There were, of course, those who supported him for his populist promises of ending the outsourcing of American jobs and his supposed appreciation for blue-collar workers. But this was a man who also suggested that Mexicans were “rapists” and skilfully tapped into America’s nativism – the favouring of US citizens over immigrants. During the 2016 campaign, 84% of his supporters wished for the US-Mexico border wall he had boasted about to be built, showing the extent of their fears related to immigration. And, as could have been predicted,  since Trump’s inauguration the number of hate crimes against non-white communities has risen – after all, when discrimination wins an election, it becomes acceptable to the public and people get away with perpetuating oppression.


This is precisely why America needs not only a revolution of love, but a far-reaching one. We need to start dealing with the causes of society’s issues, not just their symptoms. How else will we remove them and allow true equality to burgeon? During her presidential bid, Williamson rightfully called for reparations for slavery. Some questioned this proposal: why, 150 years after slavery abolition in the US, is compensating the Black American community a necessary enterprise?
“You can’t have the future you want until you clean up the past,” she told presenters on The View.

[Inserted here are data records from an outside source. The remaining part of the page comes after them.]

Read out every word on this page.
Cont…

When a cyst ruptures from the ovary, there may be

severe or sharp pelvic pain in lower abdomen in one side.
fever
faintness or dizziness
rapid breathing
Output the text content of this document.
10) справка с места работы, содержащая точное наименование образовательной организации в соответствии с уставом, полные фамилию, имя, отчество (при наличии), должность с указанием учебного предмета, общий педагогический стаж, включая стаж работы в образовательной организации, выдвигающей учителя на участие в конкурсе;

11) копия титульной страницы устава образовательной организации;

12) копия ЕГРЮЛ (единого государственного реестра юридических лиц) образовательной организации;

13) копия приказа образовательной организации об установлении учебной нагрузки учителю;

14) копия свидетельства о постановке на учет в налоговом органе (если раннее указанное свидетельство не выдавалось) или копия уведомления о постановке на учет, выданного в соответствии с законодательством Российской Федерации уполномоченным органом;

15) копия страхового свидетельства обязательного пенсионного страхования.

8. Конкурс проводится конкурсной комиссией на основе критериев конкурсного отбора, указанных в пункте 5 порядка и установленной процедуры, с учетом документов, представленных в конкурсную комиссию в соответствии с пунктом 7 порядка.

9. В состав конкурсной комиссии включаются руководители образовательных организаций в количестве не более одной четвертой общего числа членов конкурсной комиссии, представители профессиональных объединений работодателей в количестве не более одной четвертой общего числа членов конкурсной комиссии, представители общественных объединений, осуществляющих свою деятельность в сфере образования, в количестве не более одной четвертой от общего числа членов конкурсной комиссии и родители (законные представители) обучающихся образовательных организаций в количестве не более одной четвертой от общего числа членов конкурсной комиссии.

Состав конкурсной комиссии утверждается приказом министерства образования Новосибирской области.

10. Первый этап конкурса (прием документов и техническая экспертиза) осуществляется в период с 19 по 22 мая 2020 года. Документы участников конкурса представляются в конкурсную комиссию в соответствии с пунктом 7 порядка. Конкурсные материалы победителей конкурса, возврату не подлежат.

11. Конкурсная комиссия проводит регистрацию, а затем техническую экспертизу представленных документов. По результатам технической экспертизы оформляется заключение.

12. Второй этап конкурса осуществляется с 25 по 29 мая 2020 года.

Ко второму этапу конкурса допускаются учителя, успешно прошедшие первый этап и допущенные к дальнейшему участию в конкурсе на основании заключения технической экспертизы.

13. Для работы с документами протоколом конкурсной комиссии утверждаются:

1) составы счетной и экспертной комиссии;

In 1865, after the expansive release of enslaved people, General William Tecumseh Sherman promised Black families land acquisition, known as Special Field Orders No.15. President Andrew Jonson revoked this promptly.
In the South of the US, the Black Codes still allowed for Black people to be forced back into enslavement should they commit crimes. Since Black communities did not have the same opportunity as their white counterparts and vagrancy was considered a crime, many ended up back to square one. The criminal justice system, particularly the police and prison systems, were created post-slavery to continue the cycles of institutionalised oppression and violence towards Black communities.
A subsequent economic and social gap has endured into modern times: so much of the racial tension present in America undoubtedly stems from its history.

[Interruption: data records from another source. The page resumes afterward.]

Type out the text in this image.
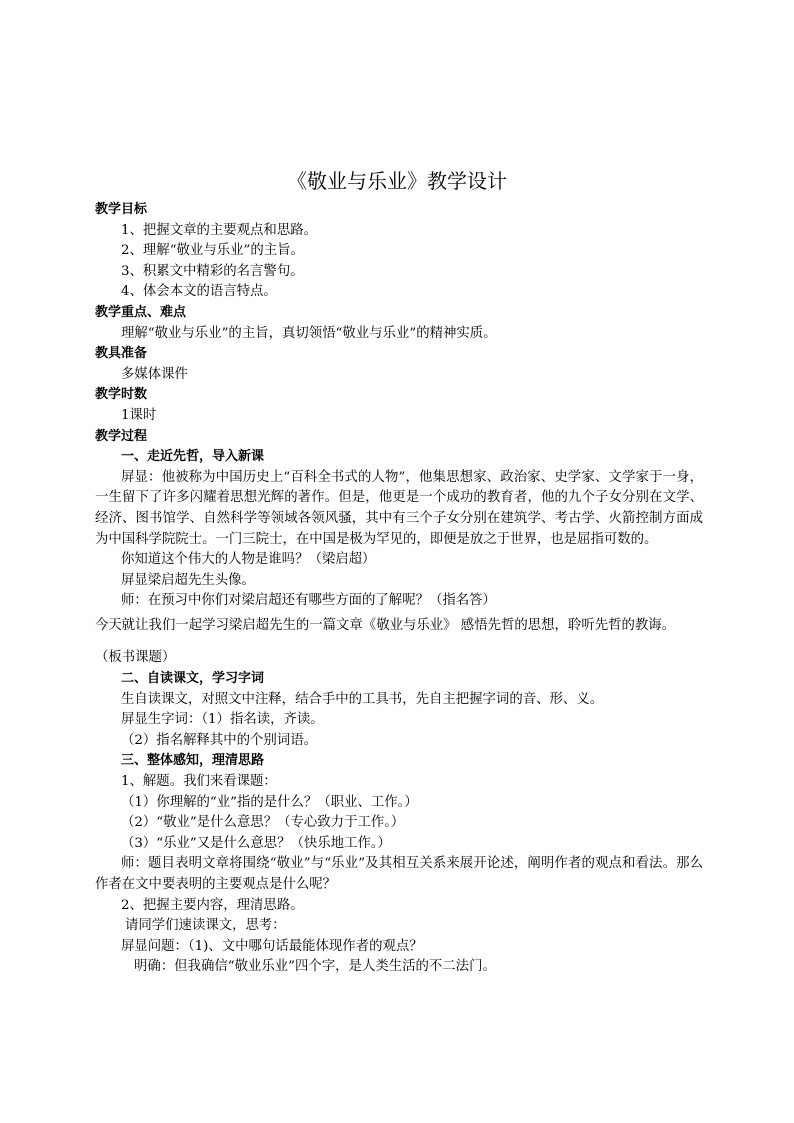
《敬业与乐业》教学设计

教学目标

1、把握文章的主要观点和思路。

2、理解“敬业与乐业”的主旨。

3、积累文中精彩的名言警句。

4、体会本文的语言特点。

教学重点、难点

理解“敬业与乐业”的主旨，真切领悟“敬业与乐业”的精神实质。

教具准备

多媒体课件

教学时数

1课时

教学过程

一、走近先哲，导入新课

屏显：他被称为中国历史上“百科全书式的人物”，他集思想家、政治家、史学家、文学家于一身，一生留下了许多闪耀着思想光辉的著作。但是，他更是一个成功的教育者，他的九个子女分别在文学、经济、图书馆学、自然科学等领域各领风骚，其中有三个子女分别在建筑学、考古学、火箭控制方面成为中国科学院院士。一门三院士，在中国是极为罕见的，即便是放之于世界，也是屈指可数的。

你知道这个伟大的人物是谁吗？（梁启超）

屏显梁启超先生头像。

师：在预习中你们对梁启超还有哪些方面的了解呢？（指名答）

今天就让我们一起学习梁启超先生的一篇文章《敬业与乐业》 感悟先哲的思想，聆听先哲的教诲。

（板书课题）

二、自读课文，学习字词

生自读课文，对照文中注释，结合手中的工具书，先自主把握字词的音、形、义。

屏显生字词：（1）指名读，齐读。

（2）指名解释其中的个别词语。

三、整体感知，理清思路

1、解题。我们来看课题：

（1）你理解的“业”指的是什么？（职业、工作。）

（2）“敬业”是什么意思？（专心致力于工作。）

（3）“乐业”又是什么意思？（快乐地工作。）

师：题目表明文章将围绕“敬业”与“乐业”及其相互关系来展开论述，阐明作者的观点和看法。那么作者在文中要表明的主要观点是什么呢？

2、把握主要内容，理清思路。

请同学们速读课文，思考：

屏显问题：（1)、文中哪句话最能体现作者的观点？

明确：但我确信“敬业乐业”四个字，是人类生活的不二法门。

Reparations would not try and spur guilt in white people for inequities and crimes committed by their ancestors: they would simply be payment of a debt that is owed. They would be agents of love.


To cure America of its rooted prejudices, love must be administered deeply, extensively, holistically. History must be acknowledged with empathy and bridged with the present. It’s an approach I’m certain few would argue with; if a nation were to flush out its ignorance and prejudice and replace it with openness and education, structures of racism and nativism would dissipate. Fear would expire and become a hallmark of times long gone.


Love is not discordant with politics. Fighting the causes of social ailments, as well as their symptoms, isn’t pointless. On the contrary, it’s key if we wish to liberate the world of Trumpian figures and the continuous suffering they perpetuate.